The report says, "In principle, any page belonging to the facebook.com domain will result in the placement of a long-term, identifying cookie (e.g., an event page, a shop page, fan page, …)."

"It is also worth noting that non-users who visit a Facebook page are generally not requested to provide their consent prior to placement of cookies, nor are they provided with a clear notice."

If true this would mean that Facebook is in direct violation of the Privacy Directive as set out by the European Union.

Facebook openly disputes the claims made by the report and has issued a statement saying:

"Virtually all websites, including Facebook, legally use cookies to offer their services. Cookies have been an industry standard for more than 15 years. If people want to opt out of seeing advertising based on the websites they visit and apps they use, they opt out through the EDAA, whose principles and opt out we and more than 100 other companies comply with.
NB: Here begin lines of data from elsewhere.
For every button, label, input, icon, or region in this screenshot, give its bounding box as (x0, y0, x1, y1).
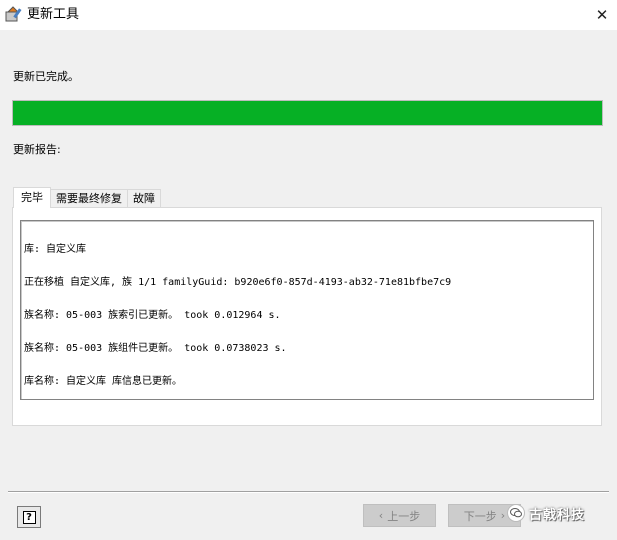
chevron-left-icon: ‹ (378, 509, 384, 522)
tab-completed[interactable]: 完毕 (13, 187, 51, 208)
update-report-log[interactable]: 库: 自定义库 正在移植 自定义库, 族 1/1 familyGuid: b92… (20, 220, 594, 400)
progress-bar-fill (13, 101, 602, 125)
log-line: 库名称: 自定义库 库信息已更新。 (24, 376, 183, 387)
tab-needs-final-fix[interactable]: 需要最终修复 (50, 189, 128, 208)
help-icon: ? (22, 510, 36, 524)
progress-bar (12, 100, 603, 126)
watermark-text: 古戟科技 (529, 507, 586, 523)
log-line: 库: 自定义库 (24, 244, 87, 255)
footer-separator (8, 491, 609, 493)
close-button[interactable]: ✕ (587, 0, 617, 30)
tab-panel: 库: 自定义库 正在移植 自定义库, 族 1/1 familyGuid: b92… (12, 207, 602, 426)
next-step-label: 下一步 (463, 509, 497, 523)
previous-step-label: 上一步 (387, 509, 421, 523)
chevron-right-icon: › (500, 509, 506, 522)
close-icon: ✕ (595, 6, 609, 24)
report-label: 更新报告: (13, 143, 61, 156)
window-title: 更新工具 (27, 7, 80, 22)
update-tool-app-icon (5, 6, 22, 22)
status-message: 更新已完成。 (13, 70, 79, 83)
help-button[interactable]: ? (17, 506, 41, 528)
watermark: 古戟科技 (507, 501, 585, 525)
wechat-icon (507, 504, 525, 522)
log-line: 正在移植 自定义库, 族 1/1 familyGuid: b920e6f0-85… (24, 277, 452, 288)
previous-step-button[interactable]: ‹ 上一步 (363, 504, 436, 527)
log-line: 族名称: 05-003 族组件已更新。 took 0.0738023 s. (24, 343, 287, 354)
report-tabs: 完毕 需要最终修复 故障 (13, 187, 161, 208)
log-line: 族名称: 05-003 族索引已更新。 took 0.012964 s. (24, 310, 281, 321)
tab-failures[interactable]: 故障 (127, 189, 161, 208)
title-bar: 更新工具 ✕ (0, 0, 617, 30)
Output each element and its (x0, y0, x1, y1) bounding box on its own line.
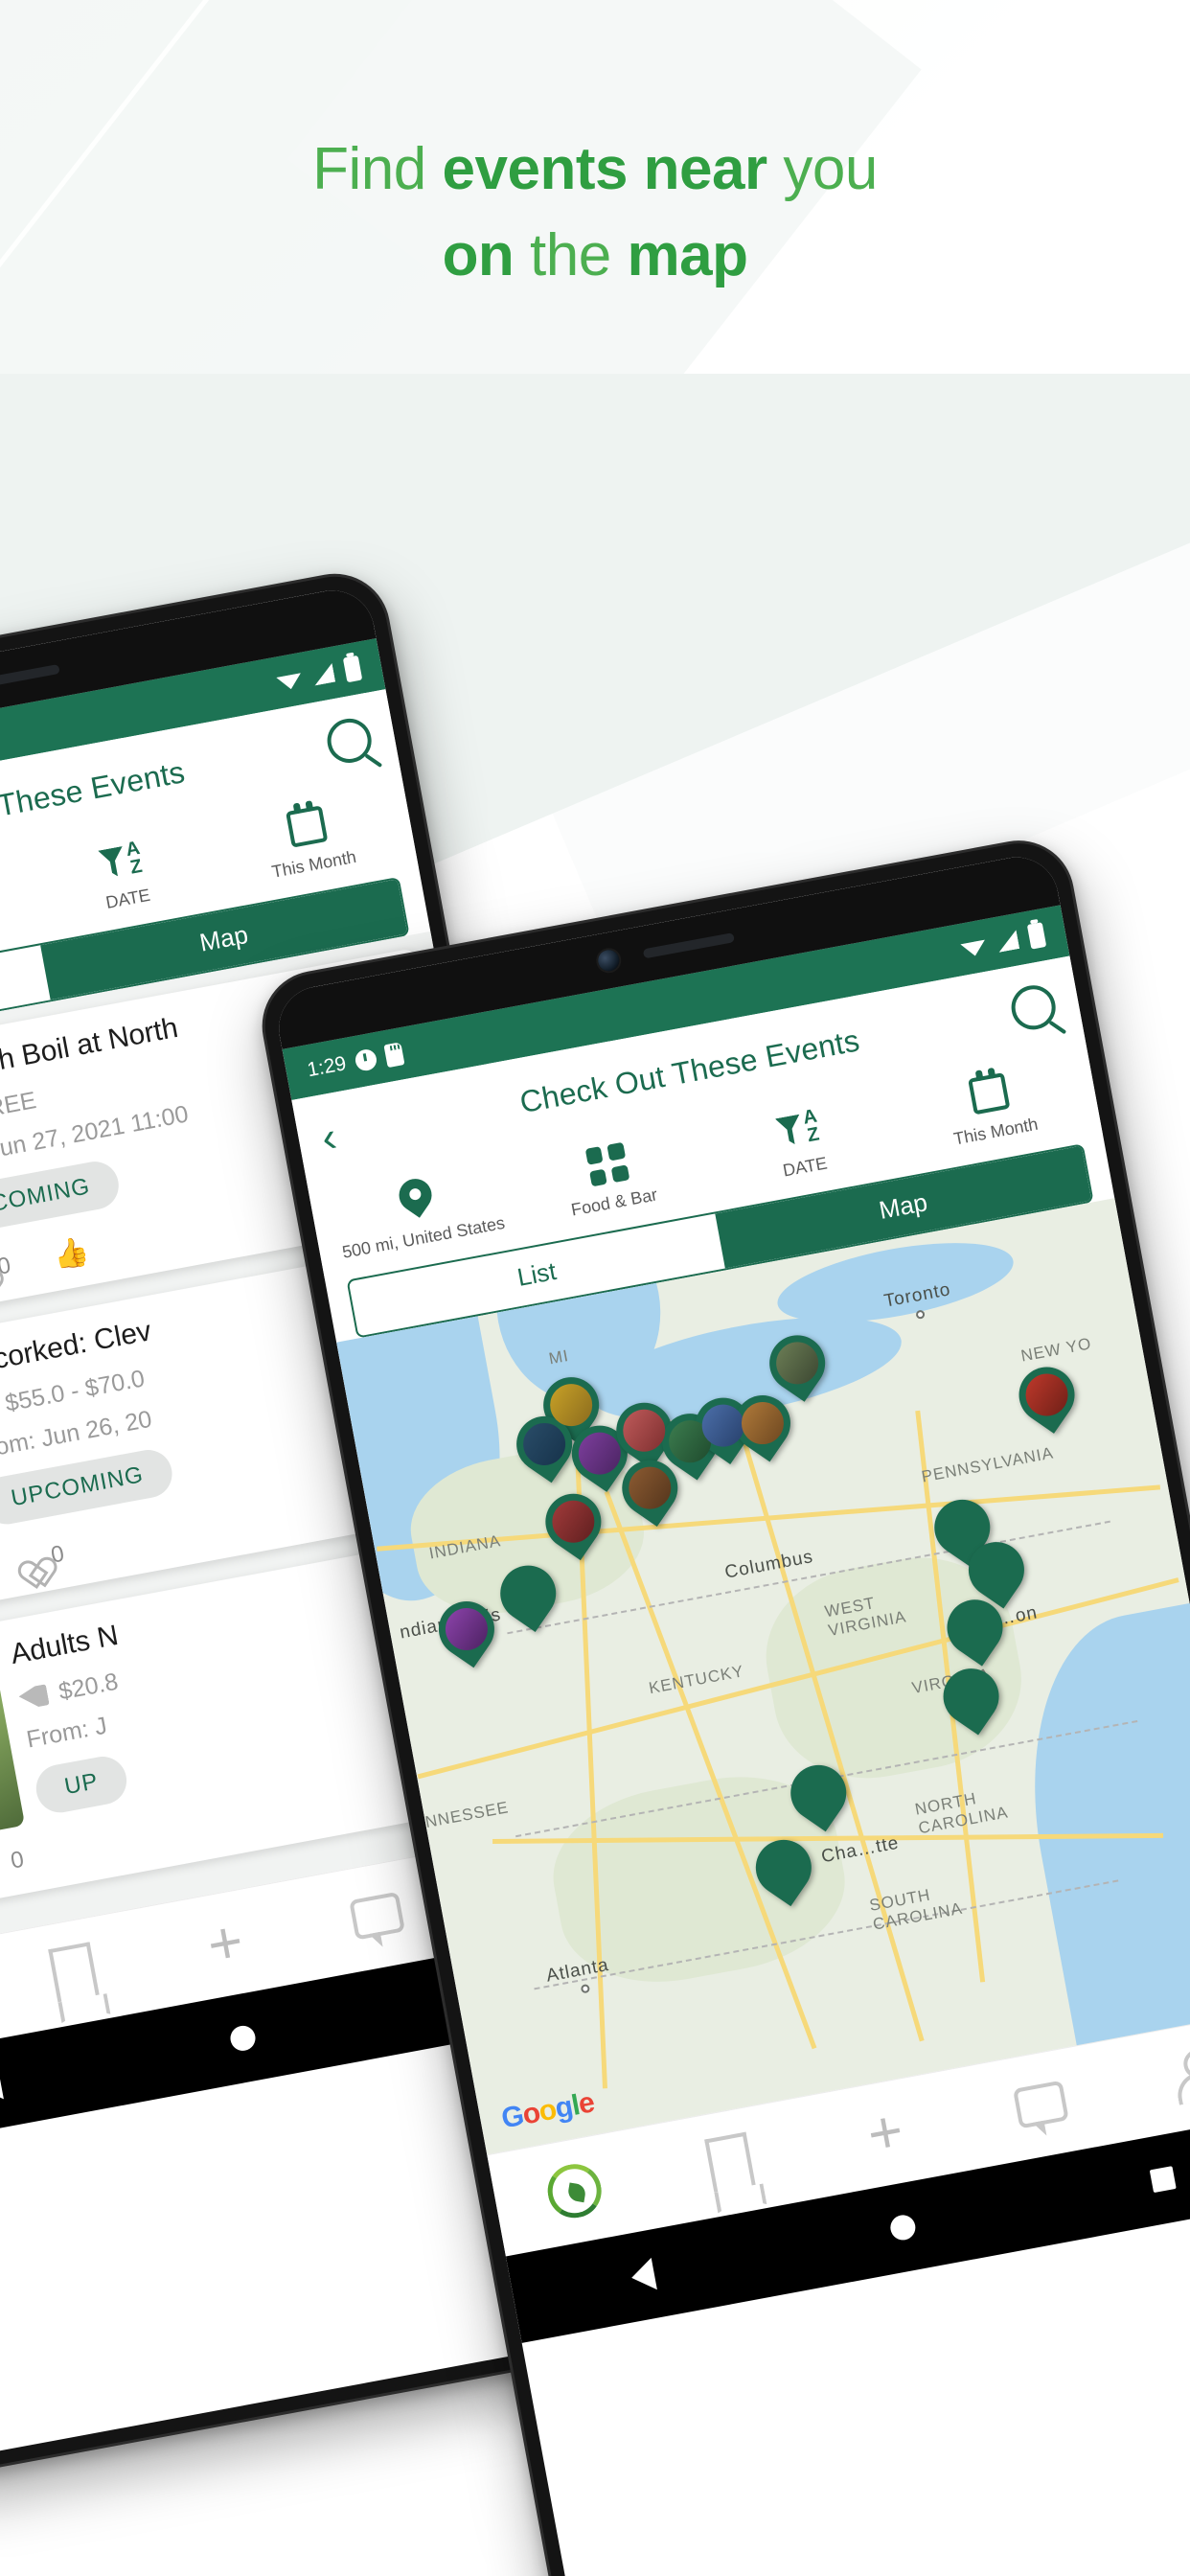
thumbs-up-icon[interactable]: 👍 (51, 1234, 92, 1272)
nav-profile[interactable] (1114, 2036, 1190, 2115)
chat-icon (349, 1891, 406, 1941)
map-view[interactable]: MI Toronto NEW YO INDIANA PENNSYLVANIA n… (336, 1197, 1190, 2154)
city-dot-atlanta (580, 1983, 591, 1994)
headline-part-2: you (767, 136, 878, 202)
headline-bold-3: map (627, 222, 748, 288)
map-pin[interactable] (1008, 1355, 1086, 1439)
google-logo: Google (498, 2086, 597, 2135)
status-badge: UPCOMING (0, 1445, 176, 1529)
nav-add[interactable]: + (802, 2090, 969, 2177)
promo-headline: Find events near you on the map (0, 0, 1190, 286)
heart-icon[interactable] (11, 1546, 42, 1576)
map-label-south-carolina: SOUTH CAROLINA (867, 1885, 965, 1934)
back-button[interactable]: ‹ (318, 1110, 371, 1162)
back-triangle-icon[interactable] (0, 2066, 4, 2104)
add-icon: + (202, 1908, 249, 1980)
home-circle-icon[interactable] (888, 2212, 918, 2242)
map-label-mi: MI (547, 1346, 571, 1368)
status-right-group (275, 655, 363, 696)
bookmark-icon (48, 1942, 100, 2003)
search-icon[interactable] (1007, 981, 1060, 1034)
map-label-pennsylvania: PENNSYLVANIA (920, 1443, 1056, 1486)
headline-line-2: on the map (0, 226, 1190, 286)
earpiece-speaker (0, 663, 60, 691)
map-label-tennessee: NNESSEE (423, 1797, 511, 1831)
headline-part-1: Find (312, 136, 443, 202)
status-badge: UP (32, 1752, 131, 1817)
status-left-group: 1:29 (306, 1042, 405, 1082)
likes-stat[interactable]: 0 (0, 1252, 12, 1287)
signal-icon (311, 663, 335, 686)
nav-saved[interactable] (647, 2122, 812, 2203)
battery-icon (1026, 922, 1047, 950)
thumb-title: Adults Night (0, 1691, 15, 1805)
likes-stat[interactable]: 0 (11, 1540, 67, 1576)
front-camera-icon (596, 948, 622, 974)
chat-icon (1013, 2080, 1070, 2129)
signal-icon (995, 930, 1019, 953)
profile-icon (1169, 2046, 1190, 2105)
headline-bold-1: events near (442, 136, 768, 202)
atlantic-ocean (1000, 1592, 1190, 2072)
price-tag-icon (17, 1684, 50, 1710)
headline-bold-2: on (442, 222, 515, 288)
sd-card-icon (383, 1042, 405, 1069)
home-circle-icon[interactable] (228, 2023, 258, 2053)
status-badge: UPCOMING (0, 1157, 123, 1240)
going-stat: 🚶 0 (0, 1845, 27, 1886)
recents-square-icon[interactable] (1149, 2165, 1177, 2193)
thumbs-up-stat[interactable]: 👍 (51, 1234, 92, 1272)
status-time: 1:29 (305, 1052, 349, 1082)
battery-icon (342, 655, 363, 683)
clock-icon (354, 1047, 378, 1072)
bookmark-icon (704, 2131, 756, 2193)
nav-add[interactable]: + (144, 1901, 307, 1988)
nav-explore[interactable] (492, 2150, 657, 2232)
status-right-group (959, 922, 1047, 962)
search-icon[interactable] (323, 715, 376, 767)
map-label-new-york: NEW YO (1018, 1333, 1093, 1366)
add-icon: + (861, 2097, 909, 2170)
earpiece-speaker (642, 932, 735, 959)
going-count: 0 (9, 1846, 27, 1874)
map-label-north-carolina: NORTH CAROLINA (913, 1788, 1010, 1838)
headline-mid: the (514, 222, 628, 288)
event-price: $20.8 (56, 1668, 121, 1706)
event-price: $-FREE (0, 1086, 38, 1129)
nav-chat[interactable] (960, 2070, 1123, 2138)
nav-saved[interactable] (0, 1932, 154, 2012)
wifi-icon (276, 670, 304, 691)
back-triangle-icon[interactable] (629, 2257, 658, 2294)
walking-person-icon: 🚶 (0, 1848, 3, 1886)
wifi-icon (960, 936, 988, 957)
compass-icon (542, 2159, 606, 2223)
Facebook takes this commitment one step further: when you use the EDAA opt out, we opt you out on all devices you use and you won’t see ads based on the websites and apps you use.”

"We’re disappointed that the authors of this opinion and the Belgian DPA, who we understand commissioned it, have declined to meet with us or clarify the inaccurate information about this and other topics. We remain willing to engage with them and hope they will be prepared to correct their work in due course.”

The report goes on to give a scathing account of Facebook's new privacy settings, calling them 'complex' and 'problematic'.

Blaming an abundance of confusing settings, the report suggests that it places 'too much burden on its users'.